Rebase - But it rewrites history!
Yes, it does, but let’s not kid ourselves, it only applies your commits on top of the HEAD after it pulled in those changes. The easiest way to explain a rebase is:
A replay of your commits from the common ancestor (merge-base), on top of the most current common ancestor (the new merge-base). We essentially reset the merge-base to the current HEAD of your tracking branch and then apply each commit again. Rewriting.. sure — we just re-apply a commit, similar to cherry-picking. Rebasing is actually cherry-picking on steroids without having to create a new branch.
Now, if everything merges cleanly, your commits stay unchanged and are applied without fuss. If there is a merge conflict, you’ll be informed and you are required to take action on this. Just like in a merge commit with a conflict. The biggest difference is, this conflict is microscopic. One commit, not your whole merge.
The rewriting history is technically true, but holistically false. We are just re-applying commits to ensure we have a linear history to be able to merge our work later cleanly, without conflicts.
How to find the common ancestor and tracking branch
Once you branch off your starting point, main, master, or whatever branch
you used and you rebase, you look at the most common ancestor:
common_ancestor=$(git merge-base $branch@{u} $branch)
Before you get confused: $branch@{u} is just a fancy way of asking what the
tracking branch is. You can often inspect this yourself by looking in
.git/config and look for your branch:
[branch "master"]
remote = origin
# Your tracking branch:
merge = refs/heads/master
If you remove the merge = line and run git status, you’ll see that your
branch isn’t tracking anything. If you add it git branch foo --set-upstream-to=remote/branchname it gets added again.

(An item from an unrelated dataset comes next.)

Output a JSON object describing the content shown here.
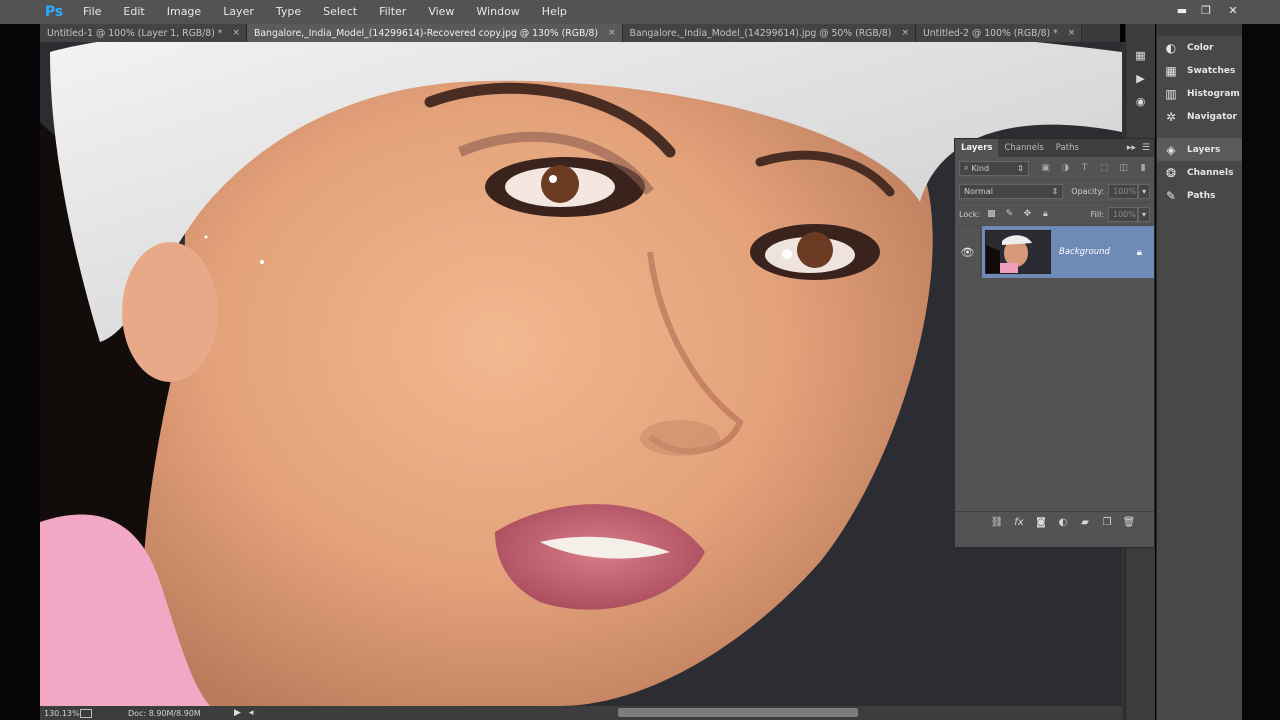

There is one caveat, and this is a tricky one. When a branch has an upstream
configured and you have fetched the branch and run git rebase you might be in
for a surprise. It has everything to do with --fork-point. Forkpoint tries to
be clever and may remove commits you have removed during development for any
reason. When you rebase without arguments, those commits you’d expect to be
there may suddenly be gone. To clarify: this happens when you run git rebase,
not when you run git rebase @{u}. Running rebase without additional arguments
adds --fork-point, to counter it you must use --no-fork-point or configure
it in your config; git config set rebase.forkpoint false.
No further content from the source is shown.